Similarly, there was no error in the court finding that Garrison’s
proposal was made in good faith. Our standard of review for whether a
proposal for settlement was made in good faith is abuse of discretion. See
Sharaby v. KLV Gems Co., 45 So. 3d 560, 563 (Fla. 4th DCA 2010); see
also § 768.79(7)(a), Fla. Stat. (2017) (“[T]he court may, in its discretion,
determine that [a proposal] was not made in good faith.”) (emphasis
added)); Fla. R. Civ. P. 1.442(h)(1) (same). “The offeree bears the burden of
proving the offeror’s proposal was not made in good faith.” Sharaby, 45
So. 3d at 563 (quoting Liggett Grp. Inc. v. Davis, 975 So. 2d 1281, 1285
(Fla. 4th DCA 2005)). Offers are not suspect merely because they are
nominal.” State Farm Mut. Auto. Ins. Co. v. Sharkey, 928 So. 2d 1263,
1264 (Fla. 4th DCA 2006). As we stated in Sharkey:
Offers, nominal or otherwise, must bear a reasonable
relationship to the amount of damages or a realistic
assessment of liability. “The rule is that a minimal offer can
be made in good faith if the evidence demonstrates that, at the
7
time it was made, the offeror had a reasonable basis to
conclude that its exposure was nominal.” “The offer need not
equate with the total amount of damages that might be at
issue.”
Id. (citations omitted).
In addressing whether the trial court abused its discretion by finding
that Garrison’s nominal proposal for settlement was made in good faith,
we must consider whether Garrison “had a reasonable basis at the time of
the offer to conclude that [its] exposure was nominal.” Fox v. McCaw
Cellular Commc’ns of Fla., Inc., 745 So. 2d 330, 333 (Fla. 4th DCA 1998);
see also Dep’t of Highway Safety & Motor Vehicles, Fla. Highway Patrol v.
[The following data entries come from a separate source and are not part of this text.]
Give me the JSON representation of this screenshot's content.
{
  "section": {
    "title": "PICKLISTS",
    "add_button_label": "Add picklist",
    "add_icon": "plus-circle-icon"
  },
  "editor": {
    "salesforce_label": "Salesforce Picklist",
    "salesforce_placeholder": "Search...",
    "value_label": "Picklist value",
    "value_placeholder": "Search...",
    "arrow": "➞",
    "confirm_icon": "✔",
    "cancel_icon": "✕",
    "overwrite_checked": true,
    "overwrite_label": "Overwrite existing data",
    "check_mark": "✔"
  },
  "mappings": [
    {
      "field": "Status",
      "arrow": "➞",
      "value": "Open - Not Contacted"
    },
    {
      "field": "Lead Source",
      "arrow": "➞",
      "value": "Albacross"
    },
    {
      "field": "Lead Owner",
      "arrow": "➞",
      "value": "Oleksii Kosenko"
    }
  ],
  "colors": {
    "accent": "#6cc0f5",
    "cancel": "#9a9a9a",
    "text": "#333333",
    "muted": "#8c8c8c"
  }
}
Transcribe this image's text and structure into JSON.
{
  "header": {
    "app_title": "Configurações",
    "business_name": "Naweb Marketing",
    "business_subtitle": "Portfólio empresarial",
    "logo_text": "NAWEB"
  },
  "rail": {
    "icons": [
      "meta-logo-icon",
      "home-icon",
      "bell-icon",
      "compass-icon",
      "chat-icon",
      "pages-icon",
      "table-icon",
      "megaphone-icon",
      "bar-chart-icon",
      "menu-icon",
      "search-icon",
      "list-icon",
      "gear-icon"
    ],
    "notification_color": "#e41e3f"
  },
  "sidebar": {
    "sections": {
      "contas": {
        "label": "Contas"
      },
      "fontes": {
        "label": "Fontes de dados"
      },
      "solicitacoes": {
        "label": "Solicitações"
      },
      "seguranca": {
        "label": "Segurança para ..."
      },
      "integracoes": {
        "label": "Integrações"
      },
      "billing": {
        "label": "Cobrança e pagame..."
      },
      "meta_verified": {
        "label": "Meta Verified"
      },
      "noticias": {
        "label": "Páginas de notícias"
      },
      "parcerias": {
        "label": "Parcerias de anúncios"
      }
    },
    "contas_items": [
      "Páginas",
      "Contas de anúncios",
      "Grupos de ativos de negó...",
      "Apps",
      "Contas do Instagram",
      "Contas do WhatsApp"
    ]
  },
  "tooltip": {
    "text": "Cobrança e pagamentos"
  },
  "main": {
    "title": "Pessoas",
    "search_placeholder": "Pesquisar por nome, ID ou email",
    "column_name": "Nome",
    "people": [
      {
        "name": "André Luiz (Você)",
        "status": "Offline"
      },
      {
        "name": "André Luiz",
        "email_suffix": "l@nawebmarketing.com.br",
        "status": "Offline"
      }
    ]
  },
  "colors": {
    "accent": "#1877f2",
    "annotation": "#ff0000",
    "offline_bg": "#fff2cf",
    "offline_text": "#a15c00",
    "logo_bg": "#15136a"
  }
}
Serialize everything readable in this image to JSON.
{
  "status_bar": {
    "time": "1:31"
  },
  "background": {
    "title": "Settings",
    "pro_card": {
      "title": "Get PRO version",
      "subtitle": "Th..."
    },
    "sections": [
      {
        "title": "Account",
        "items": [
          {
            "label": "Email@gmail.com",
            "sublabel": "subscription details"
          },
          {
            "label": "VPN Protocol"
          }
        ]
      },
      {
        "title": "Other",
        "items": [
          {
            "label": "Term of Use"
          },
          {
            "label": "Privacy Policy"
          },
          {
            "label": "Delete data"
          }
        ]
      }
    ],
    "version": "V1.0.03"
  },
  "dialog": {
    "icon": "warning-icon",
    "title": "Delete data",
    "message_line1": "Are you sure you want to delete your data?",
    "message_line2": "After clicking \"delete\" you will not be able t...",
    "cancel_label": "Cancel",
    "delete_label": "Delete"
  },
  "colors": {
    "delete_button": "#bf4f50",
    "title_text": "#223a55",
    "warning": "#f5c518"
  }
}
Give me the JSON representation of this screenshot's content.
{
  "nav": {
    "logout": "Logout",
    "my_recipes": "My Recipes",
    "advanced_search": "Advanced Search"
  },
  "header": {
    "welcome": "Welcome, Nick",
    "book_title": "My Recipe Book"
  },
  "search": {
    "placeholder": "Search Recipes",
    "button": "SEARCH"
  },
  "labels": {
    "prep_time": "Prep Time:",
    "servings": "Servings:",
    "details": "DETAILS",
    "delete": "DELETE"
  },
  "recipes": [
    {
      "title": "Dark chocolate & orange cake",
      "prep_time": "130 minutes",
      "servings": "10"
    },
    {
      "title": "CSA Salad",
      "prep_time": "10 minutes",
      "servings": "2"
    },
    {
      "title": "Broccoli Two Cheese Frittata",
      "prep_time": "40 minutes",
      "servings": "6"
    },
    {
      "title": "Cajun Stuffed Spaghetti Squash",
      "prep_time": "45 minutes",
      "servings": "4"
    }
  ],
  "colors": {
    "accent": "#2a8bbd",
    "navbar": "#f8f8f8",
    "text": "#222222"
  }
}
Weinstein, 747 So. 2d 1019, 1021 (Fla. 3d DCA 1999) (reversing the trial
court’s denial of attorney’s fees, which were sought under section 768.79,
where the record conclusively demonstrated that, at the time the nominal
proposal for settlement was made, the offeror had a reasonable basis to
conclude that its exposure was nominal). Further, we recognize that good
faith is “determined by the subjective motivations and beliefs of the
pertinent actor.” Weinstein, 747 So. 2d at 1021.
We find that Garrison’s proposal bore a reasonable relationship to the
amount of damages and a realistic assessment of its liability. Here, the
record reflects that Garrison made its proposal for settlement following
almost two years of litigation and extensive discovery. They understood
the amount of medical bills previously incurred, and the extent of
Matrisciani’s injuries, to assess her pain and suffering and future medical
needs in light of the policy limits available from the negligent driver. Thus,
the record conclusively demonstrates that Garrison “had a reasonable
basis at the time of the offer to conclude that [its] exposure [as to its UIM
coverage] was nominal.” Fox, 745 So. 2d at 333. Therefore, we agree with
the trial court that Garrison’s $1,000 proposal was made in good faith.
See Land & Sea Petroleum, Inc. v. Bus. Specialists, Inc., 53 So. 3d 348, 354-
55 (Fla. 4th DCA 2010) (finding that a $500 proposal was made in good
faith); Mount Vernon Fire Ins. Co. v. New Moon Mgmt., Inc., 239 So. 3d 183
(Fla. 3d DCA 2018) (finding that a $1,000 proposal for settlement was
made in good faith).
For these reasons, we reverse the judgment entered and remand for the
trial court to address the issues of setoff and remittitur in accordance with
this opinion. In doing so, we can make no determination whether
Garrison’s proposal met the threshold amount to trigger entitlement to
attorney’s fees until a net judgment against Garrison is recalculated after
considering all legally authorized reductions. See Fla. Gas Transmission
8
Co. v. Lauderdale Sand & Fill, Inc., 813 So. 2d 1013, 1015 (Fla. 4th DCA
2002). Assuming the recalculated judgment meets the threshold amount
under section 768.79, the court may then revisit its order on entitlement
as well as its award of attorney’s fees to Garrison, making any
modifications it deems appropriate. Unless specifically addressed herein,
we find all other issues raised by Matrisciani to be without merit.
Affirmed in part, reversed in part and remanded.
CIKLIN, J., and LEVENSON, JEFFREY R., Associate Judge, concur.
* * *
Not final until disposition of timely filed motion for rehearing.